本文为译文
- 原文链接:https://towardsdatascience.com/solving-a-simple-classification-problem-with-python-fruits-lovers-edition-d20ab6b071d2
- 原作者:Susan Li
-
主页地址:https://towardsdatascience.com/@actsusanli?source=post_header_lockup
- 本文我们将实现几个python中scikit-learn中的机器学习算法。使用一个简单的数据集作为分类器训练集去区分不同类型的水果。
- 这篇文章的目的是为了识别最适合手头问题的机器学习算法,从而我们想要去比较不同的算法,选择表现最好的一个。
-
开始吧!
- 数据来源爱丁堡大学的一位同学—— Dr. Iain Murray 他买了大量的水果进行测量得到这份数据
- 数据可以到本文作者的github中下载——here
先预览下数据好了
%matplotlib inline
import pandas as pd
import numpy as np
import matplotlib.pyplot as plt
fruits = pd.read_table('fruit_data_with_colors.txt')
fruits.head()
fruit_label | fruit_name | fruit_subtype | mass | width | height | color_score | |
---|---|---|---|---|---|---|---|
0 | 1 | apple | granny_smith | 192 | 8.4 | 7.3 | 0.55 |
1 | 1 | apple | granny_smith | 180 | 8.0 | 6.8 | 0.59 |
2 | 1 | apple | granny_smith | 176 | 7.4 | 7.2 | 0.60 |
3 | 2 | mandarin | mandarin | 86 | 6.2 | 4.7 | 0.80 |
4 | 2 | mandarin | mandarin | 84 | 6.0 | 4.6 | 0.79 |
每一行代表一个水果,表格列代表着特征值
总过有59个水果和7个特征值
fruits.shape
(59, 7)
- 查看下一个哪几种种水果?
print(fruits.fruit_name.unique())
['apple' 'mandarin' 'orange' 'lemon']
- 各种类水果分别有多少个?
fruits.groupby('fruit_name').size()
fruit_name
apple 19
lemon 16
mandarin 5
orange 19
dtype: int64
import seaborn as sns
sns.countplot(fruits['fruit_name'],label= 'Count')
plt.show()
- 线箱图将使我们更清楚的了解每个数字变量的分布情况
fruits.drop('fruit_label',axis=1).plot(kind='box',subplots = True,
layout=(2,2),sharex = False,
sharey = False,figsize= (9,9),
title ='Box Plot for each input variable')
plt.savefig('fruits_box')
plt.show()
- 上图看起来貌似颜色这个特征有点接近正态分布,我们再看下直方图
import pylab as pl
fruits.drop('fruit_label',axis=1).hist(bins=30,figsize=(9,9))

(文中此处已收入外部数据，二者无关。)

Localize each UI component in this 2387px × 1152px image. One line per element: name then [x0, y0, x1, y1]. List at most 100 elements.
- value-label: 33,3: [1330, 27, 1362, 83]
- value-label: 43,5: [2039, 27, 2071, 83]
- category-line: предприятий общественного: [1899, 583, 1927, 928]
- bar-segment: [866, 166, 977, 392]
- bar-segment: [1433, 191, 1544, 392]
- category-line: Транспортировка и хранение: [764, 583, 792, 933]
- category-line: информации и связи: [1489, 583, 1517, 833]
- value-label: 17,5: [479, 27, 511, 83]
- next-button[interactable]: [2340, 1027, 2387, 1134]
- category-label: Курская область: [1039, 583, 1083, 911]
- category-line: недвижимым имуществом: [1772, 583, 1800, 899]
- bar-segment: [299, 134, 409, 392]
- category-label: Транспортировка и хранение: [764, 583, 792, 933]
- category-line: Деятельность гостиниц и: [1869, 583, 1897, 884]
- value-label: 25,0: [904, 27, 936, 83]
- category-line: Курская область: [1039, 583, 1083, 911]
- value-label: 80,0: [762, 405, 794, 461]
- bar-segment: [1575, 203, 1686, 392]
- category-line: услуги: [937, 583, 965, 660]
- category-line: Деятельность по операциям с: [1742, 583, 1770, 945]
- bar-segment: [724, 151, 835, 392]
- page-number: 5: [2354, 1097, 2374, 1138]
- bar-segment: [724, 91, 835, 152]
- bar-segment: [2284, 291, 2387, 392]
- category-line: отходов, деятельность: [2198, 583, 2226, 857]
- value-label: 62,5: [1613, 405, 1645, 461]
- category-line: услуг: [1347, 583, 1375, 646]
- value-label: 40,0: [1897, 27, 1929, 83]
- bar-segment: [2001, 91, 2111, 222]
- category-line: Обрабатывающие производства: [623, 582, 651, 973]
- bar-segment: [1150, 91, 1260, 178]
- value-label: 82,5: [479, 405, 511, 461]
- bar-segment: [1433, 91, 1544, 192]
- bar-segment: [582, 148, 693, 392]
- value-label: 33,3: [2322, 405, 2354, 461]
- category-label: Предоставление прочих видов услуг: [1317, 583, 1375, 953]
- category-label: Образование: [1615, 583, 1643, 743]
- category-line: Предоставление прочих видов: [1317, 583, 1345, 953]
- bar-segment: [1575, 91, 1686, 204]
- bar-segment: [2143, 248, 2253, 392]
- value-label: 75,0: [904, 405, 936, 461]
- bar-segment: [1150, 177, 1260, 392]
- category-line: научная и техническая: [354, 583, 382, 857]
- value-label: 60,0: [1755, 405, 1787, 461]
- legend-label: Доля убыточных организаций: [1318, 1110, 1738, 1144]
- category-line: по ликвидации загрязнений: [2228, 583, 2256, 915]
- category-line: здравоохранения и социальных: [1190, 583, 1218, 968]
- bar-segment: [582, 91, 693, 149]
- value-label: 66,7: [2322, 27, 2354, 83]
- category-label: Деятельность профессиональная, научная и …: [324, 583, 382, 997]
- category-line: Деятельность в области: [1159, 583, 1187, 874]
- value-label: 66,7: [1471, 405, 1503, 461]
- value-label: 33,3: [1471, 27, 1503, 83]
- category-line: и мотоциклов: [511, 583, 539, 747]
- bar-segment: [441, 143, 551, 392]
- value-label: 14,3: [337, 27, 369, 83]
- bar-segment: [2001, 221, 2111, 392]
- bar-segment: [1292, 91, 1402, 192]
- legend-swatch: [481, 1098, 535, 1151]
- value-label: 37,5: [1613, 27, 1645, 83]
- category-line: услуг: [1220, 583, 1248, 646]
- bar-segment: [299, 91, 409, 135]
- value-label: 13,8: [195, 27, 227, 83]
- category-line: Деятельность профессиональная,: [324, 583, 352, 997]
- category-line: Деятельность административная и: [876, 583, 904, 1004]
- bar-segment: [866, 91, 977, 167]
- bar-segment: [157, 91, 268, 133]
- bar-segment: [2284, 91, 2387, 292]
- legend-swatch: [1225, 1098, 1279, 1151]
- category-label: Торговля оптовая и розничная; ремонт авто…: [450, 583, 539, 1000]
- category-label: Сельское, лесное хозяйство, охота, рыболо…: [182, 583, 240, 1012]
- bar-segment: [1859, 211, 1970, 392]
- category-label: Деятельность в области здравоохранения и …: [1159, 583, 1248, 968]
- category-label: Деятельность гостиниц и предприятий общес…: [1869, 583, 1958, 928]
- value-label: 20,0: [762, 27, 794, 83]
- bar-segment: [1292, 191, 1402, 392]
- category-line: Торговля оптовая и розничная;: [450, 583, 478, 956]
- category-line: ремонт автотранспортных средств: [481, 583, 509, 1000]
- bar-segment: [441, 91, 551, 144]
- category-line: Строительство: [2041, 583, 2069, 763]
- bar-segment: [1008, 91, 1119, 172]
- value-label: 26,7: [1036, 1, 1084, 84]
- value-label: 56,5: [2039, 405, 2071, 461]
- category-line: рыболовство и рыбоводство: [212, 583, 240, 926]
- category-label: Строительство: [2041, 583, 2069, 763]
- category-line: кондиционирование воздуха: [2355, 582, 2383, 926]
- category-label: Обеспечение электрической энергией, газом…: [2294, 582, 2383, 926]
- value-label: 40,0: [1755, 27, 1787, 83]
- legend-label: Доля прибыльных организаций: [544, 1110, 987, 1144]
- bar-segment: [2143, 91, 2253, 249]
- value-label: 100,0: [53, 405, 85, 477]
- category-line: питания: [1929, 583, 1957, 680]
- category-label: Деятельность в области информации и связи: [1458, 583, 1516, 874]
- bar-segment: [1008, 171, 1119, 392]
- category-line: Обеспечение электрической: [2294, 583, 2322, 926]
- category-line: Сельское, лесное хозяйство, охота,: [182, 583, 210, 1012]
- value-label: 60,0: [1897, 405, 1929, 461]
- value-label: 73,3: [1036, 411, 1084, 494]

pl.suptitle('Histogram for each numeric input variable')
plt.savefig('fruits_hist')
plt.show()
- 有一些属性对存在相关性(比如mass和width)
# Draw a matrix of scatter plots
from pandas.tools.plotting import scatter_matrix
from matplotlib import cm
feature_name = ['mass','width','height','color_score']
X = fruits[feature_name]
y = fruits['fruit_label']
cmap = cm.get_cmap('gnuplot')
scatter = pd.scatter_matrix(X,c=y,marker='o',s=40,hist_kwds={'bins':15},
figsize=(9,9),cmap = cmap)
plt.suptitle('Scatter-matrix for each input variable')
<matplotlib.text.Text at 0x21ac4b3f358>
- 上图暂时还没有理解作者想要表达什么
fruits.describe()
fruit_label | mass | width | height | color_score | |
---|---|---|---|---|---|
count | 59.000000 | 59.000000 | 59.000000 | 59.000000 | 59.000000 |
mean | 2.542373 | 163.118644 | 7.105085 | 7.693220 | 0.762881 |
std | 1.208048 | 55.018832 | 0.816938 | 1.361017 | 0.076857 |
min | 1.000000 | 76.000000 | 5.800000 | 4.000000 | 0.550000 |
25% | 1.000000 | 140.000000 | 6.600000 | 7.200000 | 0.720000 |
50% | 3.000000 | 158.000000 | 7.200000 | 7.600000 | 0.750000 |
75% | 4.000000 | 177.000000 | 7.500000 | 8.200000 | 0.810000 |
max | 4.000000 | 362.000000 | 9.600000 | 10.500000 | 0.930000 |
- 我们看到这些数据属性变量不在相同的比例范围内,需要我们去缩放这些数据到我们训练集需要的比例
创建训练集和测试集以及应用缩放比例
from sklearn.model_selection import train_test_split
X_train, X_test, y_train, y_test = train_test_split(X,y,random_state=0)
# 将属性缩放到一个指定的最大和最小值(通常是1-0)之间,这可以通过preprocessing.MinMaxScaler类实现。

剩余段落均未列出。